The Cosmopolitan College of Commerce and Technology (Kolej Perdagangan dan Teknologi Cosmopolitan; abbreviated as COSMO or CCCT) is a private vocational school located at Kampong Jaya Setia, Brunei. It provides programs that develop both soft and technical skills in Bruneian students, aiming to prepare them for personal and professional success by enhancing their communication, collaboration, resilience, and adaptability to the evolving corporate landscape.

== Background ==
In 2004, CCCT was founded with a mere 25 pupils. Since September 2011, 1,200 students have been awarded BPTV scholarships, enabling them to attend the institution. It offers eight courses that span from HND to LCCI. They are in the midst of initiating degree programs that have already received approval from the Ministry of Education (MoE) as well as informatics courses like the diploma and advance diploma in gaming and animation.

== Programmes ==
CCCT provided a number of Pearson-BTEC business, IT, and creative media programs. The Level-1 Introductory Diploma in Business, Level-2 International Certificate in Business, Level-3 Diploma in Business, and Level-5 HND in Business are the programs offered in the field of business. Programs in IT include the Level-1 Introductory Diploma in Computing, the Level-2 International Certificate in Computing, the Level-3 Diploma in Computing, and the Level-5 HND in Computing. The following are programs in creative media: Level-1 Introductory Diploma in Digital Media; Level-2 International Certificate in Creative Media Production; Level-3 Diploma in Creative Media Production; and Level-5 HND in Creative Media Production (Visual Effects).

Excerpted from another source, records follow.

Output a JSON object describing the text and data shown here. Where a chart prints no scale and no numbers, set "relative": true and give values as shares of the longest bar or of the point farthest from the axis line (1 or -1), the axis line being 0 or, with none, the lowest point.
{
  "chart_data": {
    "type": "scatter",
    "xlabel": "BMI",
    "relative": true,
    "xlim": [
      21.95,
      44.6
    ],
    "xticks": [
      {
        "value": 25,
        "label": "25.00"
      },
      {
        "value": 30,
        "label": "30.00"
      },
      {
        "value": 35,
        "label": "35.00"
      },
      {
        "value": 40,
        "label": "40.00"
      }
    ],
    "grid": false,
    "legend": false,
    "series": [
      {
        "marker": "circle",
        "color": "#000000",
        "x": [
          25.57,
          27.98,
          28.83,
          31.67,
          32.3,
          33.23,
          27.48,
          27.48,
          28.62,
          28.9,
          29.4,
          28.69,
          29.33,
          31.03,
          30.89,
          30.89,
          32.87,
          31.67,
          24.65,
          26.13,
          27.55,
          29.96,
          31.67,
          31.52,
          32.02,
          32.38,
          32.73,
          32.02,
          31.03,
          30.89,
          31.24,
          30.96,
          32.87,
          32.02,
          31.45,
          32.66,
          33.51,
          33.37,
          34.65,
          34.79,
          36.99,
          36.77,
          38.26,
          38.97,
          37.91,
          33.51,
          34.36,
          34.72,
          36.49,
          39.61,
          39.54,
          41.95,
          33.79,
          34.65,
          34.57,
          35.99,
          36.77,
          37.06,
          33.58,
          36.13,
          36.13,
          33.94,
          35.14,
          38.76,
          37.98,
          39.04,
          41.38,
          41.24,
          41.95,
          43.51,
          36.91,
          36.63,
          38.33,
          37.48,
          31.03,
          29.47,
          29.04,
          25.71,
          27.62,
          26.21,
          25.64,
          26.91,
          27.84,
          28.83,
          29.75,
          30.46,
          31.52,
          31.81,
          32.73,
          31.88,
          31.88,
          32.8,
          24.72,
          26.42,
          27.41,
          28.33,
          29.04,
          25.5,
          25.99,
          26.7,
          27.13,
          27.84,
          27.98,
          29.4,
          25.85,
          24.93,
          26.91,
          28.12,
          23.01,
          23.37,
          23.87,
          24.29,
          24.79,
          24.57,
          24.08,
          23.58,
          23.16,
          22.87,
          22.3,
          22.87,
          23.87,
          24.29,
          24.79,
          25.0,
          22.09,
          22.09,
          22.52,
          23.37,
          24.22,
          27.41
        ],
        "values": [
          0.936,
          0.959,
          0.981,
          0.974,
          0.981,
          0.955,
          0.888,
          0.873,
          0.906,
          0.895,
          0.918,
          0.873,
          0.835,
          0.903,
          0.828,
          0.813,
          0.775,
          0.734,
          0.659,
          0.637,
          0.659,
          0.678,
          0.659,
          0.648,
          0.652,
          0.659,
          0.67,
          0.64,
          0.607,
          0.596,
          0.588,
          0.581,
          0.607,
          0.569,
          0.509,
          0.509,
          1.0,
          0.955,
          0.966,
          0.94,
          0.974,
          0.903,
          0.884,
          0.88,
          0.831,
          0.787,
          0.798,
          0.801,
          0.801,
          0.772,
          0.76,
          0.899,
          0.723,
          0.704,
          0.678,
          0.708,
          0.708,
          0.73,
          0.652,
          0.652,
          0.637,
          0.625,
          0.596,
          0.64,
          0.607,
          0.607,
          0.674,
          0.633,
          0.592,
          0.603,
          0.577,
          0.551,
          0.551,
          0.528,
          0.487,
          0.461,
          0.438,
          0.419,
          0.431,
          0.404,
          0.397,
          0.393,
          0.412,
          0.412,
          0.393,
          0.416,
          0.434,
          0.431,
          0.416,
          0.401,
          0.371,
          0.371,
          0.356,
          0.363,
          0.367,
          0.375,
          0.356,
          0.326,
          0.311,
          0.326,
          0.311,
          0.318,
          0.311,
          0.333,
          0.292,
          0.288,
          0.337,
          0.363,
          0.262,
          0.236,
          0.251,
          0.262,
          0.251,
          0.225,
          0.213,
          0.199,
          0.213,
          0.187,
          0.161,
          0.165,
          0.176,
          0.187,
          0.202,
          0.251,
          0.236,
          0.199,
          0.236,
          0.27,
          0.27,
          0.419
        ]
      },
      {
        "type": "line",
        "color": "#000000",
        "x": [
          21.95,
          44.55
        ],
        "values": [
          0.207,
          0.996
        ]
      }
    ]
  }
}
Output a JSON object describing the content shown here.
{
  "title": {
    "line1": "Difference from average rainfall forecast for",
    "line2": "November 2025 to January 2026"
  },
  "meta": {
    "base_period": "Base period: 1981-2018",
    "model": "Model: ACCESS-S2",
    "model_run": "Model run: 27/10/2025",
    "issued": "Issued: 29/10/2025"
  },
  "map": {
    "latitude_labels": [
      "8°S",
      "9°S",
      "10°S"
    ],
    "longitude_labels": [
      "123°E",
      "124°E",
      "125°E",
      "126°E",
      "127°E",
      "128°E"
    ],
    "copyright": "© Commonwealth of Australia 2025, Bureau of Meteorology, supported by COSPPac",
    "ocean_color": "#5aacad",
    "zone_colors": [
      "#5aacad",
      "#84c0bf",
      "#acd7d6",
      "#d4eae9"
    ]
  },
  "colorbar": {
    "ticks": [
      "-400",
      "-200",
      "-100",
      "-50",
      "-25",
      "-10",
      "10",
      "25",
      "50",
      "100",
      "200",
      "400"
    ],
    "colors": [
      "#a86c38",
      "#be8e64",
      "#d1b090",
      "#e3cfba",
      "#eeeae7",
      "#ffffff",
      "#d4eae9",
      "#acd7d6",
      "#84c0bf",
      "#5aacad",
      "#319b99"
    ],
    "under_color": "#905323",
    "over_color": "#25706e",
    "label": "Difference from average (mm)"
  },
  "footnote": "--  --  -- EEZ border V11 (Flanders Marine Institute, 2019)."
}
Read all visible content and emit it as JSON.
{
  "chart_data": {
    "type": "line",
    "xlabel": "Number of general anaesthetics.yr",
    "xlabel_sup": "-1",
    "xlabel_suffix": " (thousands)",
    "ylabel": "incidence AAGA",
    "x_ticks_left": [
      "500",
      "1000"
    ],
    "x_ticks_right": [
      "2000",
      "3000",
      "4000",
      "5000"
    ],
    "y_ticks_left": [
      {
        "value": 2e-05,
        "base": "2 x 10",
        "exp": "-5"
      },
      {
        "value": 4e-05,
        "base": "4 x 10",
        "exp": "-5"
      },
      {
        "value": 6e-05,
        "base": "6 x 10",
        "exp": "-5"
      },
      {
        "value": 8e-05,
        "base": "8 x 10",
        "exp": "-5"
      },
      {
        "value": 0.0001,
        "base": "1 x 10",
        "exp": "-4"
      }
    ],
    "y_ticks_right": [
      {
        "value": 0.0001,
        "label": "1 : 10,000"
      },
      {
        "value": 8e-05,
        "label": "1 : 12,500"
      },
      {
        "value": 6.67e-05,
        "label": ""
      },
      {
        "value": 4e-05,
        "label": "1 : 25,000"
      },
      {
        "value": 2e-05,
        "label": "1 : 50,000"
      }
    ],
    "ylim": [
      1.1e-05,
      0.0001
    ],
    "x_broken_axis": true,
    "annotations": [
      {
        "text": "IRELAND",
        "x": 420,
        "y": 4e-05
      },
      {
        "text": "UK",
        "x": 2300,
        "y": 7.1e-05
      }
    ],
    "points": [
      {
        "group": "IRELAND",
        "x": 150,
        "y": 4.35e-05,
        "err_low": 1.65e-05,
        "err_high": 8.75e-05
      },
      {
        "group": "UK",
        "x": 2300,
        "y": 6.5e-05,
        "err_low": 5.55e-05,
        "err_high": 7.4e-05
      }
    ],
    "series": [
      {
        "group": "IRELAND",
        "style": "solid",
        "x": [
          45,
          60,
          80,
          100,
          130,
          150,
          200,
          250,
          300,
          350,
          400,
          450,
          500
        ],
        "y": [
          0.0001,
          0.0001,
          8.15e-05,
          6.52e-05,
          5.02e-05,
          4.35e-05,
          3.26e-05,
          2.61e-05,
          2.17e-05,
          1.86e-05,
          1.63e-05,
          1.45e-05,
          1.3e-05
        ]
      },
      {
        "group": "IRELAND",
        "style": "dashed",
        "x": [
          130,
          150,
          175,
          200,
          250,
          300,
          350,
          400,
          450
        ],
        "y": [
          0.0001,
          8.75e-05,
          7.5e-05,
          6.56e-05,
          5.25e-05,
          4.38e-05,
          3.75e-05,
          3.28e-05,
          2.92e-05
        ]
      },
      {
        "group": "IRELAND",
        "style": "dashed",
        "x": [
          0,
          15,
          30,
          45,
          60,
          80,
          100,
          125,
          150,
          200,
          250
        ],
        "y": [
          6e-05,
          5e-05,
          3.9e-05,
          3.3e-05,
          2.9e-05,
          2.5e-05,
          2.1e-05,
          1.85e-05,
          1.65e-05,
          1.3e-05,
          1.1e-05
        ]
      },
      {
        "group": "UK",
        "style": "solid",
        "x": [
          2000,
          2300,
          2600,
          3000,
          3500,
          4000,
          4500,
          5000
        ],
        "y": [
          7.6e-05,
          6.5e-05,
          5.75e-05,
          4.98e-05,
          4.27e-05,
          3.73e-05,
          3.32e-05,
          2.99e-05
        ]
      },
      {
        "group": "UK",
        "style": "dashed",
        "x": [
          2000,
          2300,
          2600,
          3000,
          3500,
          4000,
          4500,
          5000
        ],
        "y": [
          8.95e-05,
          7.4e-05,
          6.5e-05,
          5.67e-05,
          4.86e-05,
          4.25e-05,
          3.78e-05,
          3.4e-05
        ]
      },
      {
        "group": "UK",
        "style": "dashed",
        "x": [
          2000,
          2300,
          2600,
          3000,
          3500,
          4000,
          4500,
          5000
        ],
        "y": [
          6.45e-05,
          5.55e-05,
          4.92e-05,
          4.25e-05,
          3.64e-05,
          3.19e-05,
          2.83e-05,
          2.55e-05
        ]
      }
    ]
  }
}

CCCT educators and students have participated in a number of public programs and events to highlight their varied interests. Students enrolled in the multimedia program receive industrial training through Paperplane Media, where they arrange events to acquire expertise. Furthermore, in order to improve their abilities, BTEC instructors completed a professional development course. Additionally, the organisation organised a learning tour to Cyber Security Brunei, offering an insight about the cybersecurity industry. CCCT organised a drone-focused technology lecture in association with K-MAS Management with the goal of improving students' employability and equipping them for next industry advancements. Additionally, students participated in a CV writing clinic hosted by the Brunei Institute of Islamic Leadership and Finance (BILIF), which aimed to increase their employability and alleviate unemployment in Brunei.

== Student life ==
Over 4,149 students have graduated from CCCT overall since the school's founding as of 24 June 2023. Adult people who want to continue their education but lack a basic certification are applying to the college.

== Affiliations and collaborations ==
CCCT is a partner of several organisations consisting of Brunei Halal Foods, University of Technology Brunei, Rizal Technological University, and HiTUNE.